Smart speakers—think, an Amazon Alexa or a Google Home—offer a wide variety of capabilities to help free up both our time and our hands.
We can hear the morning news while brushing our teeth, ask for a weather report while picking out a coat, and set a timer for the oven while handling two hot pans at once.
According to Voicebot.ai, Alexa is supporting more than 100,000 skills worldwide, but one task it hasn’t mastered is determining user location in the home.
This localization task was the focus of a University of Illinois at Urbana-Champaign research team’s recently published paper, “Voice Localization Using Nearby Wall Reflections.”
The work was accepted to the 26th Annual International Conference on Mobile Computing and Networking.
In the paper, the team—led by Coordinated Science Lab graduate student Sheng Shen—explores the development of VoLoc, a system that uses the microphone array on Alexa, as well as room echoes of the human voice, to infer the user location inside the home.
Knowing a user’s location within a home could help a smart device better support currently available skills.
For instance, after receiving commands like “turn on the light” or “increase the temperature,” Alexa currently has to guess which light and room is at the heart of the command. Using a technique known as reverse triangulation, Shen and advisor Romit Roy Choudhury are getting closer to voice localization.
“Applying this technique to smart speakers entails quite a few challenges,” shared Shen, an electrical and computer engineering (ECE) student.
“First, we must separate the direct human voice and each of the room echoes from the microphone recording.
Then, we must accurately compute the direction for each of these echoes. Both challenges are difficult because the microphones simply record a mixture of all the sounds altogether.”
VoLoc addresses these obstacles through an “align-and-cancel algorithm” that iteratively isolates the directions of each of the arriving voice signals, and from them, reverse triangulates the user’s location.
Some aspects of the room’s geometry is spontaneously learned, which then helps with the triangulation. While this is an important breakthrough, Shen and Roy Choudhury plan to expand the research to more applications soon.

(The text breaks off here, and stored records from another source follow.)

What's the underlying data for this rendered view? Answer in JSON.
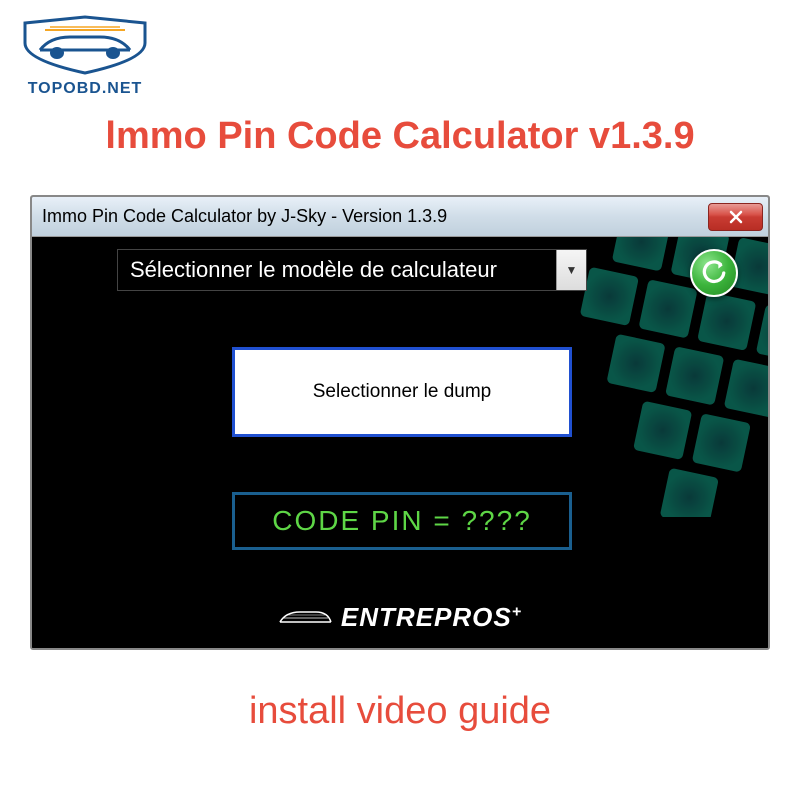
{
  "logo": {
    "text": "TOPOBD.NET"
  },
  "mainTitle": "lmmo Pin Code Calculator v1.3.9",
  "window": {
    "title": "Immo Pin Code Calculator by J-Sky  -  Version 1.3.9"
  },
  "dropdown": {
    "placeholder": "Sélectionner le modèle de calculateur"
  },
  "dumpButton": {
    "label": "Selectionner le dump"
  },
  "codeDisplay": {
    "text": "CODE PIN =  ????"
  },
  "brandName": "ENTREPROS",
  "brandSuffix": "+",
  "bottomText": "install video guide"
}
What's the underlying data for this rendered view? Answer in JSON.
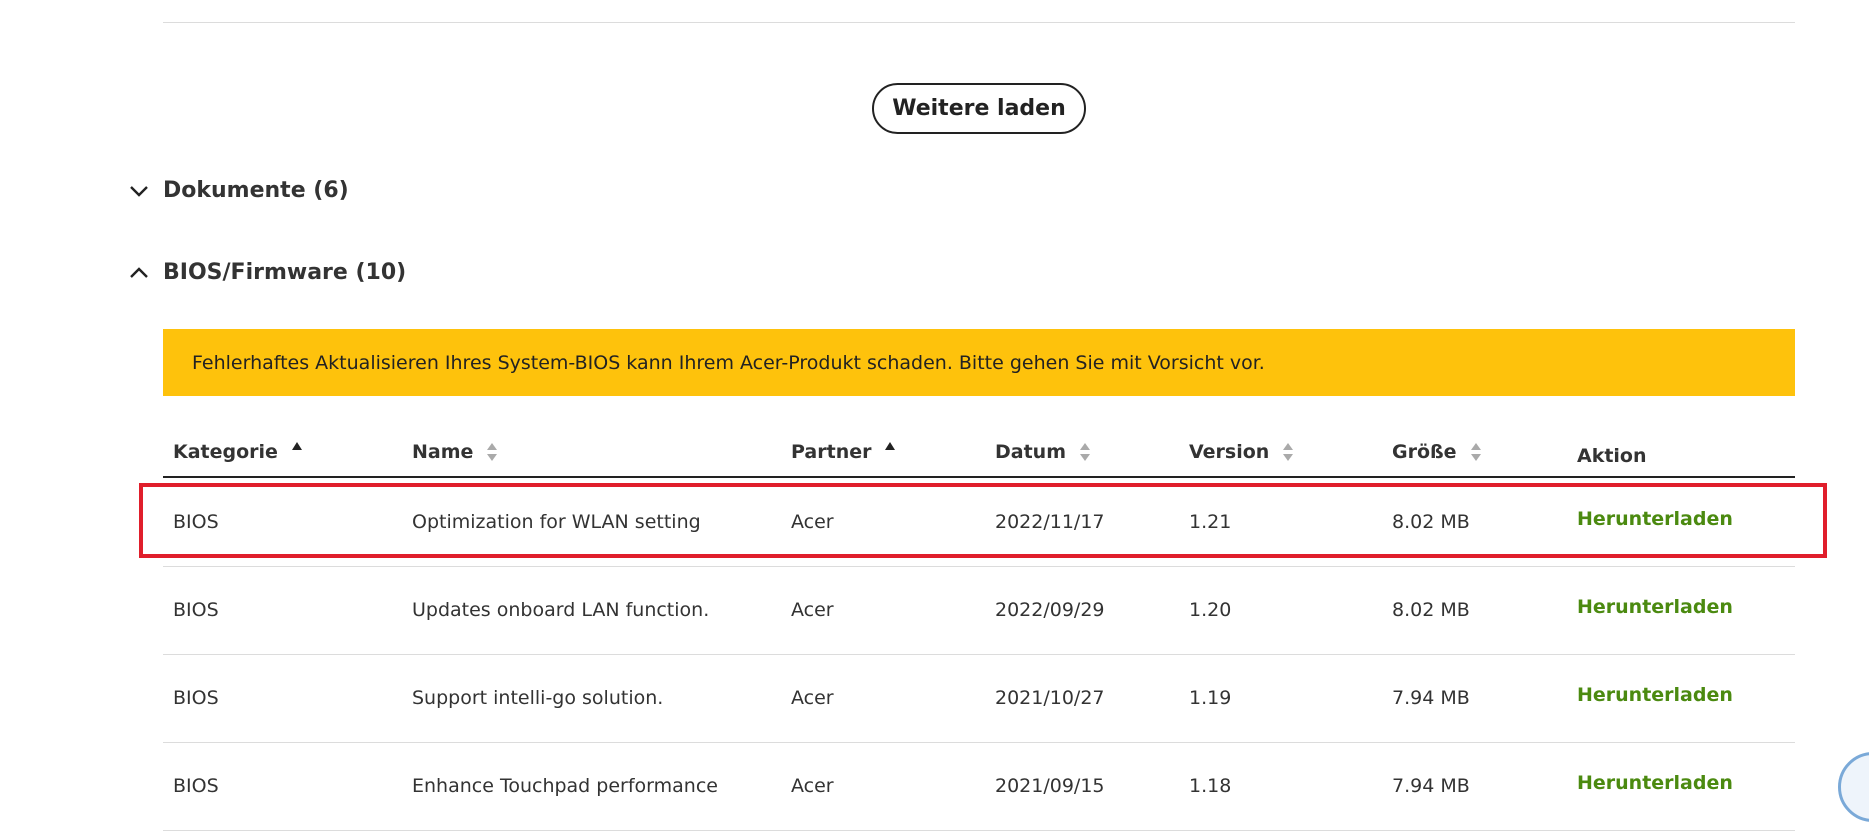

“Our immediate next step is to build to the smart speaker’s frame of reference,” Shen explained. “This could mean superimposing the locations, as provided by VoLoc, on a floorplan to determine that the user is in the laundry room.
Alternatively, if the smart speaker picks up the sounds made by the washer and dryer in the same location as the voice command, it can come to the same conclusion.”
The possibilities of this function are seemingly endless and could improve Alexa’s current abilities.
“The implications are important,” said Roy Choudhury, a CSL professor and the W.J. “Jerry” Sanders III—Advanced Micro Devices, Inc. Scholar in Electrical and Computer Engineering. “Location can help Alexa in improving speech recognition, since different speech vocabularies and models can be loaded.
For example, a command like ‘add urgent to the shopping list’ may not make sense, but if Alexa knows that the user is in the laundry room, Alexa may be able to infer that the user actually said `add detergent to the shopping list’.”
Shen and Roy Choudhury acknowledge that the technology could further erode privacy, by allowing companies like Amazon and Google to peer more closely into our homes and daily lives.
However, they also believe the benefits are vital, as context-aware smart devices could become crucial supporting technologies to senior independent living and more.
For example, the technology could be used to remind a grandparent who lives independently to take their medication when he or she passes the medicine cabinet, or to remind a child to turn off the faucet when they run out of the bathroom with it still running.
“It’s more than interpreting voice commands,” said Shen. “It provides an extra set of eyes when it comes to caring for loved ones as well.”